Colon cancer is one of the most frequent solid tumor and simultaneous diagnosis of primary colon cancer and liver metastases occurs in about one fourth of cases. The current knowledge on epigenetic signatures, especially those related to hydroxymethylation in primary cancer tissue, synchronous metastasis, and blood circulating cells is lacking. This study aimed to investigate both methylcytosine (mCyt) and hydroxymethylcytosine (hmCyt) status in the DNA of individual patients from colon cancer tissue, synchronous liver metastases, and in cancer-free colon and liver tissues and leukocytes. Patients undergoing curative surgery ( = 16) were enrolled and their laboratory and clinical history data collected. The contents of mCyt and hmCyt were determined by a liquid chromatography/mass spectrometry (LC/MS/MS) method in DNA extracted from primary colon cancer, synchronous hepatic metastatic tissues and homologous cancer-free tissues, i.e., colon and liver tissues as well as leukocytes. The mCyt and hmCyt levels were compared between cancerous and cancer-free tissues, and correlations between leukocytes and colon/liver tissues for both the mCyt and hmCyt levels were evaluated. The mCyt levels were similar in primary colon cancer and liver metastasis tissues (4.69 ± 0.37% vs. 4.77 ± 0.38%, respectively, = 0.535), and both primary and metastatic tissues were hypomethylated compared to cancer-free colon (4.98 ± 0.26%). The difference in the mCyt content between cancerous and cancer-free colon tissues was significantly lower in primary colon cancer ( = 0.004), but not in liver metastasis ( = 0.148). The hmCyt content was similar in primary colon cancer compared to liver metastasis (0.035%, C.I. 0.024-0.052% versus 0.035%, C.I. 0.021-0.058%, respectively, 0.905) and markedly depleted compared to the cancer-free colon (0.081%, C.I. 0.055-0.119%) with a statistically significant difference ( < 0.05) for both comparisons. The mCyt levels showed a borderline correlation between leukocytes and colon cancer tissue (Pearson's correlation coefficient = 0.51, = 0.052) while no correlations were detected for the hmCyt levels. In conclusion, primary colon cancer and synchronous liver metastasis tissues showed a similar epigenetic status but were significantly hypomethylated and hypohydroxymethylated as compared to homologous cancer-free colon tissues.

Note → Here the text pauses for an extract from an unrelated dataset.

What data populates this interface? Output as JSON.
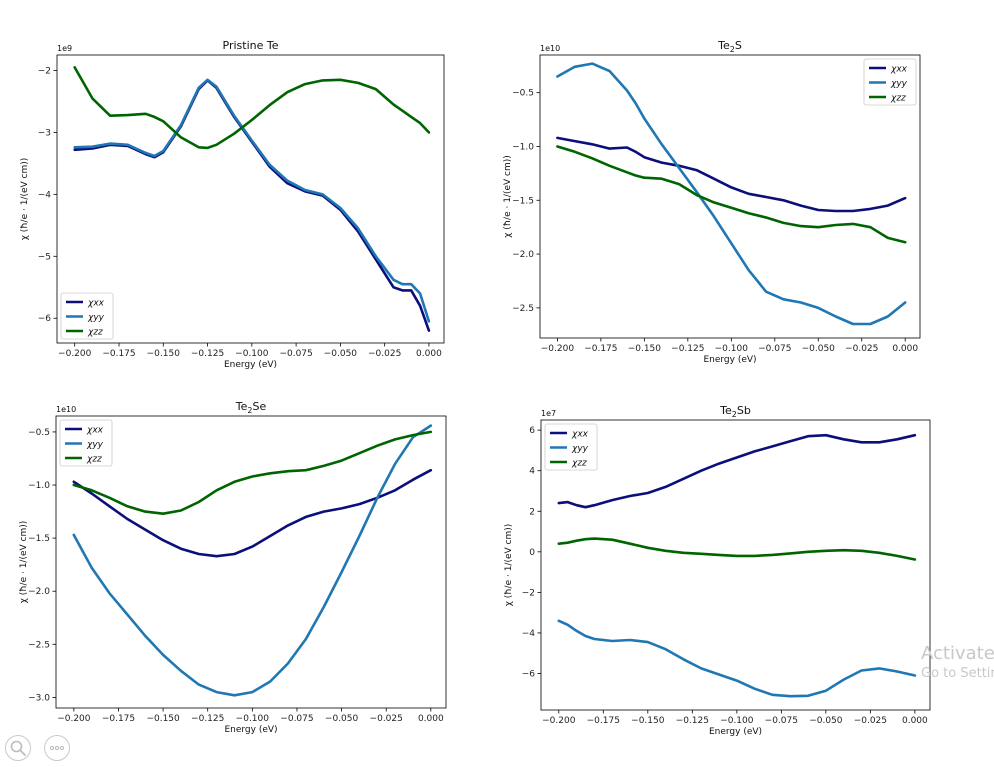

结肠癌是最常见的实体瘤之一,约四分之一的病例会同时诊断出原发性结肠癌和肝转移。目前缺乏关于表观遗传特征的知识,尤其是与原发性癌组织、同步转移和血液循环细胞中的羟甲基化相关的知识。本研究旨在调查结肠癌组织、同步肝转移以及癌旁结肠、肝组织和白细胞中个体患者DNA的甲基胞嘧啶(mCyt)和羟甲基胞嘧啶(hmCyt)状态。纳入接受根治性手术的患者(n = 16),并收集他们的实验室和临床病史数据。采用液相色谱/质谱(LC/MS/MS)法测定从原发性结肠癌、同步肝转移组织和同源癌旁组织(即结肠和肝组织以及白细胞)中提取的DNA中的mCyt和hmCyt含量。比较癌组织和癌旁组织之间的mCyt和hmCyt水平,并评估白细胞与结肠/肝组织之间mCyt和hmCyt水平的相关性。原发性结肠癌和肝转移组织中的mCyt水平相似(分别为4.69±0.37%和4.77±0.38%,P = 0.535),与癌旁结肠组织(4.98±0.26%)相比,原发性和转移组织均发生低甲基化。原发性结肠癌中癌组织与癌旁结肠组织之间的mCyt含量差异显著降低(P = 0.004),但在肝转移中差异不显著(P = 0.148)。原发性结肠癌与肝转移中的hmCyt含量相似(分别为0.035%,95%置信区间0.024 - 0.052%和0.035%,95%置信区间0.021 - 0.058%,P = 0.905),与癌旁结肠组织(0.081%,95%置信区间0.055 - 0.119%)相比明显减少,两次比较均具有统计学意义(P < 0.05)。mCyt水平在白细胞与结肠癌组织之间显示出临界相关性(Pearson相关系数 = 0.51,P = 0.052),而hmCyt水平未检测到相关性。总之,原发性结肠癌和同步肝转移组织显示出相似的表观遗传状态,但与同源癌旁结肠组织相比,均显著低甲基化和低羟甲基化。